O'Brien and Mrs. McCormack went up to the parlour window of the house to speak to the police. Through the window, O'Brien stated, "We are all Irishmen—give up your guns and you are free to go." O'Brien shook hands with some of the police through the window. The initial report to the Lord Lieutenant of Ireland stated that a constable fired the first shot at O'Brien, who was attempting to negotiate. General firing then ensued between the police and the rebels. O'Brien had to be dragged out of the line of fire by James Stephens and Terence Bellew MacManus, both of whom were wounded. As he tried to flee the district, William Smith O'Brien was arrested at Thurles railway station on 5 August. He and the other three leaders were found guilty of treason and were among the last people to be sentenced to 'hanging, drawing and quartering'. At the insistence of Queen Victoria herself, who thought the sentencing too harsh for the crime committed, they were transported to Australia.

==Amenities==
On Ballingarry's main street, there is a church, primary school and shops.

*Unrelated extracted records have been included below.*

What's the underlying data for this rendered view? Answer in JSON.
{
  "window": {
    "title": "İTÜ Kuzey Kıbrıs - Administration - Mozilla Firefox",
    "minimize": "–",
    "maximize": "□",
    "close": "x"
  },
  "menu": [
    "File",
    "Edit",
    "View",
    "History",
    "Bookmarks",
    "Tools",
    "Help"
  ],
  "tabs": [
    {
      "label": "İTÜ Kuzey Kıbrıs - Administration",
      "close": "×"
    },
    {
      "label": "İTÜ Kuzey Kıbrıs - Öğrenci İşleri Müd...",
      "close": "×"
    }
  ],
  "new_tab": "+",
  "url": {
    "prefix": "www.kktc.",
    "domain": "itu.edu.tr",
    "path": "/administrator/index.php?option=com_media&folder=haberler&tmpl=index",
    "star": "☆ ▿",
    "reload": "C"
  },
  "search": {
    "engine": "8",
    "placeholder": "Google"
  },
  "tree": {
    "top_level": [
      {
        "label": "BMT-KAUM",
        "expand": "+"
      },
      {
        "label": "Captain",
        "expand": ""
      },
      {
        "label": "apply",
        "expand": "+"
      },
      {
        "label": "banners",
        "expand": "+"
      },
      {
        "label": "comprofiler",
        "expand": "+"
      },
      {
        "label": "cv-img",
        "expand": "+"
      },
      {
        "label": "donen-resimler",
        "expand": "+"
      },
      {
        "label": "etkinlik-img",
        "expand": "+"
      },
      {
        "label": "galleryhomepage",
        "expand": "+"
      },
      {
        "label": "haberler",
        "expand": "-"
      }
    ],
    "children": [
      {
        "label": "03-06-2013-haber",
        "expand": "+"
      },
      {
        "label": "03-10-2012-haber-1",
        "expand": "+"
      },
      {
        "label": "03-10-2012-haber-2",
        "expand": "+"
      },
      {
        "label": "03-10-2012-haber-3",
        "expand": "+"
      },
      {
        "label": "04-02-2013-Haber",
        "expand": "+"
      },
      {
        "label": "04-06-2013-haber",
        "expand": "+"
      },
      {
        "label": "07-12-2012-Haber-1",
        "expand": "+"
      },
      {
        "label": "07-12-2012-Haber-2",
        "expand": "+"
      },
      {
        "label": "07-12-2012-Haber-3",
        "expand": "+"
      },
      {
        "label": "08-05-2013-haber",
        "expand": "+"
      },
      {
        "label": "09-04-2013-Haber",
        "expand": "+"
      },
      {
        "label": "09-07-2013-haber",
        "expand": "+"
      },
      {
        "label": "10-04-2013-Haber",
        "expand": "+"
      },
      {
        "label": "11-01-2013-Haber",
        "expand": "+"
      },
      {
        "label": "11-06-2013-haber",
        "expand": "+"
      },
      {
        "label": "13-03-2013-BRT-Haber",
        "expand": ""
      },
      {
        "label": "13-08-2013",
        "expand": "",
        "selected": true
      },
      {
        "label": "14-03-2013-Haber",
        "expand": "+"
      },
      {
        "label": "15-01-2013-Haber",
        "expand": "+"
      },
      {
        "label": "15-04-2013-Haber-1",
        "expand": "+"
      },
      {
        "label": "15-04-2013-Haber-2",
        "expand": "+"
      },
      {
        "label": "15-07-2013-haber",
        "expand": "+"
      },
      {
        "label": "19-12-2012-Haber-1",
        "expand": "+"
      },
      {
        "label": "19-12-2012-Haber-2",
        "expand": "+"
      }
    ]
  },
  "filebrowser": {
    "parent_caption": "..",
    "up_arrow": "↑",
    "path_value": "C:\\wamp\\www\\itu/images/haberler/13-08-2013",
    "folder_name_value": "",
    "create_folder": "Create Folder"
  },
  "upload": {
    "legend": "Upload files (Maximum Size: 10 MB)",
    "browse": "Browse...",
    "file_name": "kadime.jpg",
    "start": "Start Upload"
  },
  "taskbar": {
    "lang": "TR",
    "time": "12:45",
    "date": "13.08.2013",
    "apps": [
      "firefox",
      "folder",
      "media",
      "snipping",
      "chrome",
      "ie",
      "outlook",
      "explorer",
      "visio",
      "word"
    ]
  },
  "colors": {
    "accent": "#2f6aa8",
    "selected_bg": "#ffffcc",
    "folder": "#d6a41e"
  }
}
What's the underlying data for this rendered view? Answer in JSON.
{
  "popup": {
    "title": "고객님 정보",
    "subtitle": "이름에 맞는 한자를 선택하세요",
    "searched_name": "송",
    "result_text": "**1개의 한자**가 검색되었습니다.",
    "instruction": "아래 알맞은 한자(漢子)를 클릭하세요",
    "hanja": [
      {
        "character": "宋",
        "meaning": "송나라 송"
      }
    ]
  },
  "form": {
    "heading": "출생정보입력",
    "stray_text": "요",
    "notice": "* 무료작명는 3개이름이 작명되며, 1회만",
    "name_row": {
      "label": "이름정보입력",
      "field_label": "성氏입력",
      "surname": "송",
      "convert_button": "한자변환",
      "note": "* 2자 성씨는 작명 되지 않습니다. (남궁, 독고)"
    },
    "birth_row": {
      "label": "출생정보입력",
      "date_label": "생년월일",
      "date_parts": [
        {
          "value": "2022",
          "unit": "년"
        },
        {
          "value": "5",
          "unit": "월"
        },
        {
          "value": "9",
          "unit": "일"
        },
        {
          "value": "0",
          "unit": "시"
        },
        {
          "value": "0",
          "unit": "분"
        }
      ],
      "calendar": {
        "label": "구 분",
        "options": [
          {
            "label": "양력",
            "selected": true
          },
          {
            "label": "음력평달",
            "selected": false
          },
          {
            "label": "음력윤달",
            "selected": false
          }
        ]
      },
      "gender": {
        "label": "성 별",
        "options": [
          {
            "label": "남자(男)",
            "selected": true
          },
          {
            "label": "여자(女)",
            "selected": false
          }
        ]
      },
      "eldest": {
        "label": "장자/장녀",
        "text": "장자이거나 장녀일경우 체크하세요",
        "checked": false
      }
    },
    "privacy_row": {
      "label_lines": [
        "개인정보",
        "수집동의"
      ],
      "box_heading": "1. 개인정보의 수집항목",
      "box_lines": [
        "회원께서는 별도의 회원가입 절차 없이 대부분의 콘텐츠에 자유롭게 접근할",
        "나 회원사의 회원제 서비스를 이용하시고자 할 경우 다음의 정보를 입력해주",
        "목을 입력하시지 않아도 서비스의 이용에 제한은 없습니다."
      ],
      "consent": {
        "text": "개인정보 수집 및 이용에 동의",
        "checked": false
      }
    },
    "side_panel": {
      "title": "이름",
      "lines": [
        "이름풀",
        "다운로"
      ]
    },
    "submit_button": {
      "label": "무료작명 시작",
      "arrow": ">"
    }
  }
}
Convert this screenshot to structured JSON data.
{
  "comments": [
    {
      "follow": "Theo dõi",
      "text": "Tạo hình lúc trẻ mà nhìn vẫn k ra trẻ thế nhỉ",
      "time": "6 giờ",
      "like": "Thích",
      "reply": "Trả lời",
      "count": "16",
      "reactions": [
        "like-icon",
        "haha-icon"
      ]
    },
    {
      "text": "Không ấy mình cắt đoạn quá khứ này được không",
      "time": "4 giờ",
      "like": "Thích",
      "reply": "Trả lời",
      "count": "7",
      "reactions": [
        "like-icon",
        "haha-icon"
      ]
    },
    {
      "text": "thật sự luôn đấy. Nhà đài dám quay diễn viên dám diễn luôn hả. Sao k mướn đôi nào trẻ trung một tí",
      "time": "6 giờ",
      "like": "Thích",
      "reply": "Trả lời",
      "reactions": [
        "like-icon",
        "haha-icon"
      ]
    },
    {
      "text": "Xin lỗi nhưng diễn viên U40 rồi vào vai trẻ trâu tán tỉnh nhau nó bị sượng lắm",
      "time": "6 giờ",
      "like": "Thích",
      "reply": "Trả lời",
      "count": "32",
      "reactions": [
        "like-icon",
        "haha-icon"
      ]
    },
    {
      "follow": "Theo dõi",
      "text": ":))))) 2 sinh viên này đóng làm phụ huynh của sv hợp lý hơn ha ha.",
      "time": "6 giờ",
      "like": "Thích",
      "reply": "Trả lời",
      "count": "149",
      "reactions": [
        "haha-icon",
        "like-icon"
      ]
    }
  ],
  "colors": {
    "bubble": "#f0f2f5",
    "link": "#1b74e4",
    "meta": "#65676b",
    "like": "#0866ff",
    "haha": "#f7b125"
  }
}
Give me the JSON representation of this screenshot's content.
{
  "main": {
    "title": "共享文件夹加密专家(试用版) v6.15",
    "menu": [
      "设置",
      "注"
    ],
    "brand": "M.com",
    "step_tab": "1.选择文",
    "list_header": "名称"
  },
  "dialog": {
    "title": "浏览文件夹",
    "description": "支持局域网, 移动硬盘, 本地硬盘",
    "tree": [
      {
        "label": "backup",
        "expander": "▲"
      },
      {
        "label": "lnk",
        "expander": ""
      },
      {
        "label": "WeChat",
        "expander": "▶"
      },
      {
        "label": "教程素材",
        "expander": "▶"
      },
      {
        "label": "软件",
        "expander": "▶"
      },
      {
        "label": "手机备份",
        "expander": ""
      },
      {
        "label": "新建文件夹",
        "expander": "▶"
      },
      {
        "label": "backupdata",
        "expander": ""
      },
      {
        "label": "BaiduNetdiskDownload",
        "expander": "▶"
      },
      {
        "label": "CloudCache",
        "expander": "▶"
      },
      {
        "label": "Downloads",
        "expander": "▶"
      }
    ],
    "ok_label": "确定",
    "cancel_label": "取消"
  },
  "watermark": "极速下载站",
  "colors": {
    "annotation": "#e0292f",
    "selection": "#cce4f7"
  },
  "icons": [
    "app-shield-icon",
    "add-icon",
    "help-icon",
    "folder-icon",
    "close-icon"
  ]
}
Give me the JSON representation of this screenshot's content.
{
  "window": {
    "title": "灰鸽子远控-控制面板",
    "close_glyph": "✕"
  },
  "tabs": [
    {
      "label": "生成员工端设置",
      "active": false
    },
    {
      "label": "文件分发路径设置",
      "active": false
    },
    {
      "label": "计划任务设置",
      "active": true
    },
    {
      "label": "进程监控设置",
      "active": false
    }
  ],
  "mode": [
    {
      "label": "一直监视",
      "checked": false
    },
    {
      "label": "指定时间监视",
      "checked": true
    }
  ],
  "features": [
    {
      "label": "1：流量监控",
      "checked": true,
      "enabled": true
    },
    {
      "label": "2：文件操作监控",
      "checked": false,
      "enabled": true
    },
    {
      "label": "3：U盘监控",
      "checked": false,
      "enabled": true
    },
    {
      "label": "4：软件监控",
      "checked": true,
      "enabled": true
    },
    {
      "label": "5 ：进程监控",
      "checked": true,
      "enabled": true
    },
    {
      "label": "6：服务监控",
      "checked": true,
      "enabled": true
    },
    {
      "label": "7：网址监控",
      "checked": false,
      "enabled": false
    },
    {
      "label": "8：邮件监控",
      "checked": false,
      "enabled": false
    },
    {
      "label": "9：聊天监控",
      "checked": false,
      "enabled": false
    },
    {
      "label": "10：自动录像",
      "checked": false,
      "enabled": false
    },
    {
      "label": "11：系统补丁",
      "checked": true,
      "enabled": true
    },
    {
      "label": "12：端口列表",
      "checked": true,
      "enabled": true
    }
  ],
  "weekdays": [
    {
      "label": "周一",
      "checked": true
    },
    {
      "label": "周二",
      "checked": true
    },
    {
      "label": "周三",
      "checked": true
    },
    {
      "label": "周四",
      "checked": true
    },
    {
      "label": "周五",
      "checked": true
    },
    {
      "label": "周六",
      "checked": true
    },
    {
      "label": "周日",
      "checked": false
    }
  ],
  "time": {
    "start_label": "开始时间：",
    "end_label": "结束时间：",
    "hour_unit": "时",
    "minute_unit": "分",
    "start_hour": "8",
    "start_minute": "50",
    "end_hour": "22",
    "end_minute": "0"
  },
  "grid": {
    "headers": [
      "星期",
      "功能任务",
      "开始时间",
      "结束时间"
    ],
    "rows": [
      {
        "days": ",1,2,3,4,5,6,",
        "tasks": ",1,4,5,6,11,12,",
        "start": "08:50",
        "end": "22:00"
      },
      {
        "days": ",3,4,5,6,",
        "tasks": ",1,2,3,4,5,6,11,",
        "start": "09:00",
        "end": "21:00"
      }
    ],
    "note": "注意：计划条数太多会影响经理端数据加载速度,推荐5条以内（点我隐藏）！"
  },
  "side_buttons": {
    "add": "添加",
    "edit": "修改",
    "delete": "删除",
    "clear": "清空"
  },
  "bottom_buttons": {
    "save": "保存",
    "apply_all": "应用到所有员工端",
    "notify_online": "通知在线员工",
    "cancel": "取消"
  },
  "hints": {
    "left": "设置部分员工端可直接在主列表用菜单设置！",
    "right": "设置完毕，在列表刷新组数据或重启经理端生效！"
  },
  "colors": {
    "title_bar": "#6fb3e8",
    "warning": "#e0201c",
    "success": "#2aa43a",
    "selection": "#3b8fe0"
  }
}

The nearby collieries of Ballingarry are historically associated with anthracite mining in Ireland.

==Economy==
The area was the centre of an active coal-mining industry for nearly two hundred years. However, economic factors led to the demise of Ballingarry Coal Mines in the late 20th century. With the mining shafts now flooded and the associated infra-structure derelict or removed, there is little or no prospect of its revival.

==Sport==
Ballingarry GAA club is the local Gaelic Athletic Association club and has a pitch in the village.